In den eigenen Städten und Stadien vor den heimischen Fans zu spielen, kann zu einer hohen Erwartungshaltung führen. Vielleicht ist es ein Bonus für dich, da die Zuschauer hinter dir stehen, vielleicht aber auch Druck. Ich glaube, wir haben eine richtige Mischung: Erfahrene Spieler wie Andrej Woronin, Andrej Schewtschenko oder Anatoly Timoschtschuk, die schon öfter mit heißem Herz aber kühlem Kopf gespielt haben, und auch junge, talentierte Leute, von denen ich glaube, dass sie bereits im Blickfeld von einigen Mannschaften aus Westeuropa sind. Hinzu kommt der langjährige Trainerstab um Oleg Blochin, der weiß wo es lang geht.

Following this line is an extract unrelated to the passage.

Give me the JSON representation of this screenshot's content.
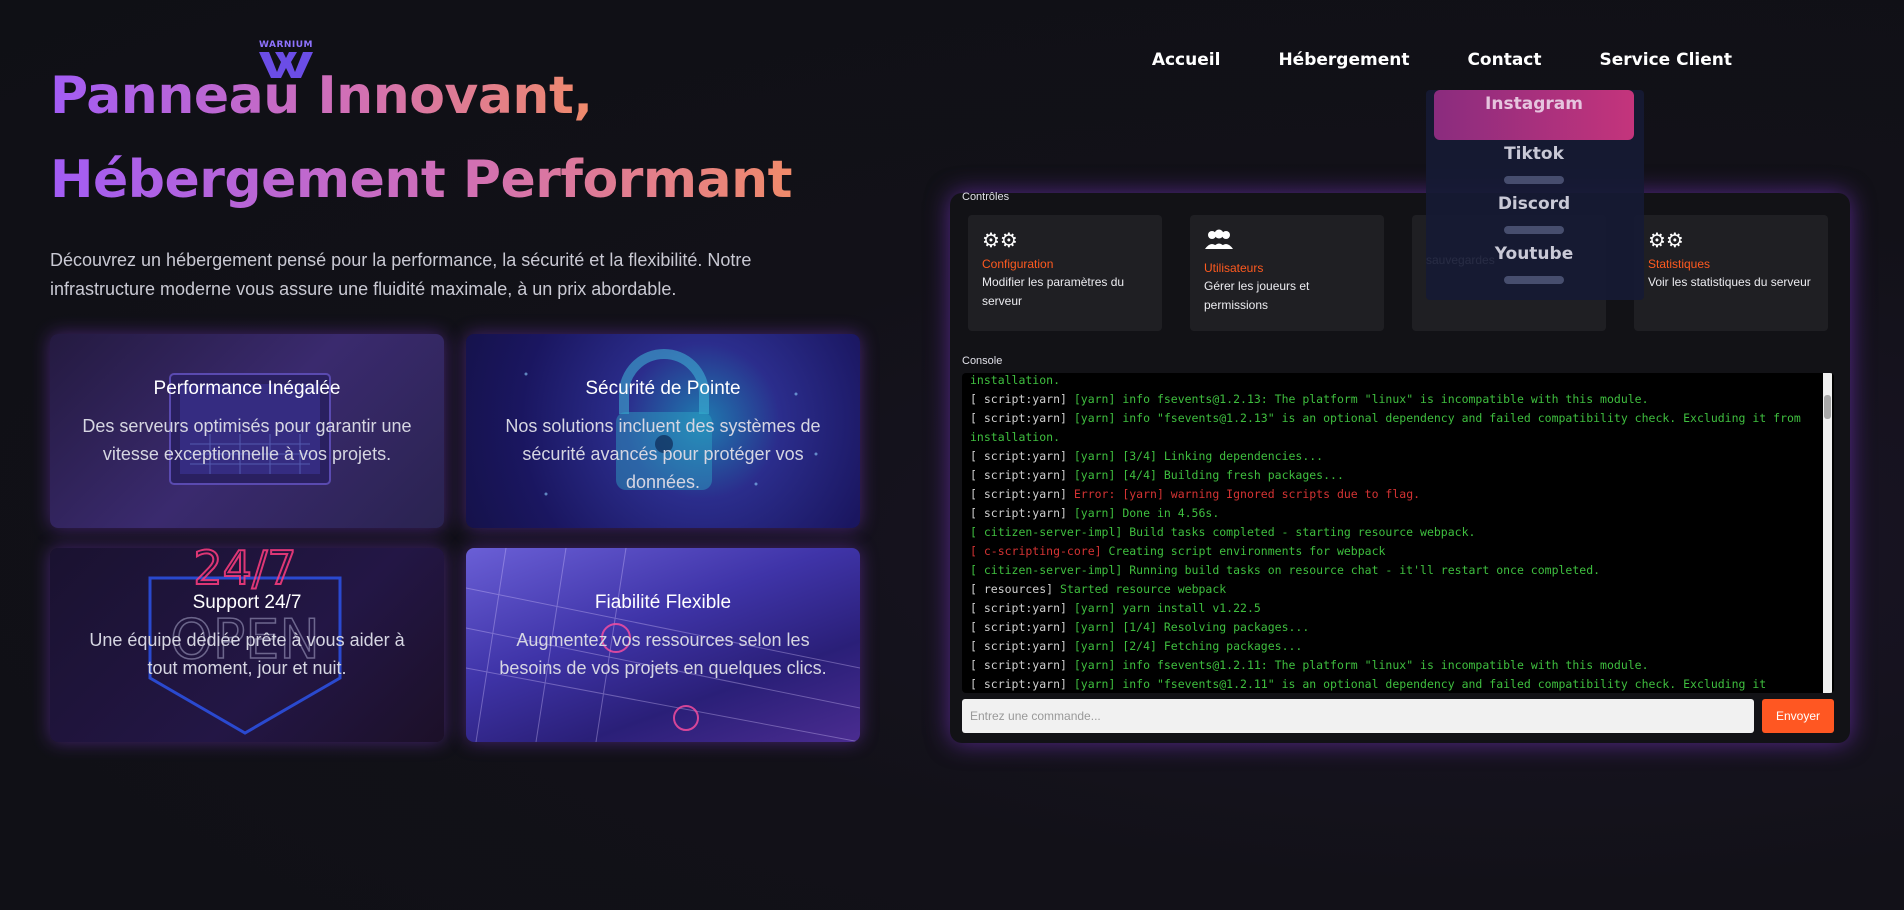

In den vergangenen Monaten wurden vor allem negative Nachrichten aus der Ukraine übermittelt. Hundetötungen, die Haftbedingungen von Julia Timoschenko, Androhung von EM-Boykotten durch europäische Spitzenpolitiker – wie schätzen Sie die aktuelle Situation in Ihrer Heimat ein?
Ich bin der Meinung, Politik und Sport darf nicht eng verbunden sein. Ich glaube, es ist die falsche Richtung, wenn Menschen nicht zu einem Sportevent, einer Welt- oder Europameisterschaft fahren, weil ein Land sich so verhält. Doch muss man auch die anderen Meinungen akzeptieren. Einen Boykott muss man nicht zwingend durch einen Nichtbesuch zeigen. Ich beispielsweise boykottiere auch auf meine Art: Ich verzichte auf VIP-Karten, kaufe mir stattdessen die einfachen Tickets und sitze in irgendeinem Eck des Stadions.

Kann die Europameisterschaft ähnlich nachhaltige Spuren hinterlassen wie die WM 2006 in Deutschland?
Hoffentlich. Nicht nur die Infrastruktur soll sich verbessern, sondern auch das Ansehen in Europa. Die Besucher sollen die Ukraine als ein Land mit netten Leuten in Erinnerung behalten. Wir sind ein junger Staat, gerade einmal zwanzig Jahre alt. Das wir ein so großes Turnier ausrichten können, ist großartig. Denn hierzu gehört ja nicht nur der Bau von Stadien, sondern auch von Hotels, Straßen, öffentlichen Verkehrsmitteln und so weiter.

Theoretisch könnte Deutschland im Halbfinale auf die Ukraine treffen. Für welche Auswahl würden Sie dann die Daumen drücken?
Schade für Deutschland, aber ich bin Ukrainer (lacht). Ich bin natürlich für mein Land. Doch müssen wir realistisch sein, auch wenn es immer wieder Überraschungen gab, wie 1992 Dänemark oder 2004 Griechenland. Wichtig ist, dass sich die Mannschaft stets aufs Neue beweist und sich quält. Dann bin ich fest davon überzeugt, dass uns eine Überraschung gelingen kann.